Das ist doch gerade das Standardargumentationsmuster der
Rechten/Buergerlichen/was auch immer. Etwas, was einem ideologisch
in den Kram passt, wird als biologisch vorausgesetzt, der Mensch
"ist halt nunmal boese" oder "arbeiten muss man halt" 

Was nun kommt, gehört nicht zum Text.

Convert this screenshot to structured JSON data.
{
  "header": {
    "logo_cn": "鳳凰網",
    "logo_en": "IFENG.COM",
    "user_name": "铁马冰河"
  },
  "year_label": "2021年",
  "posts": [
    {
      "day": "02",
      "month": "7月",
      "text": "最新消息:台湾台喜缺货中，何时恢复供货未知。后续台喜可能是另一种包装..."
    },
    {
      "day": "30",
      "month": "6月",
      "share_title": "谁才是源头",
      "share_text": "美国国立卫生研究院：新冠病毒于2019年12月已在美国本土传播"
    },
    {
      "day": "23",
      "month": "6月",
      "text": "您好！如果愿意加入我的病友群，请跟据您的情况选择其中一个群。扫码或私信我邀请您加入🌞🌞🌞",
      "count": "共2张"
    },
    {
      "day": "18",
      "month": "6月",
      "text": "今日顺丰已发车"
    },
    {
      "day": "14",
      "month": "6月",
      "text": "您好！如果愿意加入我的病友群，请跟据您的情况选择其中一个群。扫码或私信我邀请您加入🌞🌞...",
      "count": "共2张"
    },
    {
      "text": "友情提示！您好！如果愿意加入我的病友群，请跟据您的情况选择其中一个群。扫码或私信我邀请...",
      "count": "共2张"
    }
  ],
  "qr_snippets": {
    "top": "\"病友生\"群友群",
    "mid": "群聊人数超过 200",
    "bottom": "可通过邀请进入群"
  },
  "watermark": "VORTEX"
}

Da muss man trennen zwischen dem "anthropologischen Arbeitsbegriff" und dem
gerade gemeinten "gesellschaftssprezifischen", der die Form der Arbeit im
Kapitalismus beschreibt.
Der "Anthropologische" meint im wesentlichen ja die planvolle
Auseinandersetzung mit der Natur zum Lebenserhalt. Das ist aber nicht
biologistisch, da der Punkt nicht ist, das menschliche Wesen zu definieren,
was ein absurdes Unterfangen ist, sondern das Phänomen "Gesellschaft" zu
erklären. Das ist, aus marxscher Sicht, die Art, wie diese Arbeit (oder,
wenns nach der Krisis geht, "Tätigkeit", wobei ich mich frage, warum
"Arbeit" eine böse Abstraktion von den konkreten Inhalten sein soll und
"Tätigkeit" nicht...) kollektiv organisiert wird, also wie Arbeitsteilung
und die Distribution der Produkte gemanagt wird. Das die Befreiung _von_
der Arbeit das Ziel ist, wird davon ja nicht angefochten. Auch eine
Gesellschaftsform, in der Arbeit/Tätigkeit/irgendwas (so gut wie) nicht
mehr stattfindet, ist eine Art, die kollektive Reproduktion, vulgo
Überleben, zu gewährleisten.


Mit der Erfindung eines neuen Kriegsinstruments, des
 Feuergewehrs, aenderte sich notwendig
 die ganze innere Organisation der Armee, verwandelten sich die
 Verhaeltnisse, innerhalb deren Individuen eine Armee bilden und als Armee
 wirken koennen, aenderte sich auch das Verhltnis
 verschiedener Armeen zueinander.

 Die gesellschaftlichen Verhaeltnisse, worin die Individuen produzieren,
 die gesellschaftlichen Produktionsverhaeltnisse ndern sich also,
 verwandeln sich mit der Veraenderung und Entwicklung
 der materiellen Produktionsmittel, der Produktionskraefte. Die
 Produktionsverhltnisse in ihrer Gesamtheit bilden das, was man die
 gesellschaftlichen Veraehltnisse, die Gesellschaft nennt, und
 zwar eine Gesellschaft auf bestimmter, geschichtlicher
 Entwicklungsstufe..."

Das ist soweit alles im Grossen und Ganzen korrekt. Nur sind wir
halt heute schon 2 bis 3 Stufen weiter als zu Marxens Zeiten in der
gesellschaftlichen Entwicklung. Und Teil dieser Entwicklung ist
eben, dass die Arbeit abgeschafft wird. Leider der Kapitalismus
nicht mit. Also muss offensichtlich was falsch sein mit der
Kapitalismustheorie, wenn die von Arbeit ausging als entscheidendes
Merkmal. 

Dummerweise wird die Arbeit als "Mass des Werts" und somit der
gesellschaftlichen "Gültigkeit" nicht abgeschafft, im Gegenteil. Die Arbeit
als real-existierende Maloche sehe ich übrigens auch nicht gerade
verschwinden. Das keine Vollbeschäftigung mehr herrscht, spricht m.E. nicht
für ein sofortige s Ende den Systems, diese war ja eher eine historische
Ausnahme. Das gelegentlich Leut verhungern geht ja den Kapitalismus nichts
an, der kümmert sich nicht um die allgemeine Wohlfahrt, sondern die
Kapitalien müssen Akkumulieren - dafür ist Arbeit nötig, aber im Endeffekt
nicht wirklich viel. Ob 80% der Bevölkerung als überflüssig definiert wird
und nach Hause gehen kann oder nicht hat für den prozessierenden Wert keine
Bedeutung - ausser dadurch, dass sich evtl. diese 80% nach einer anderen
Art der Überlebenssicherung umsehen werden.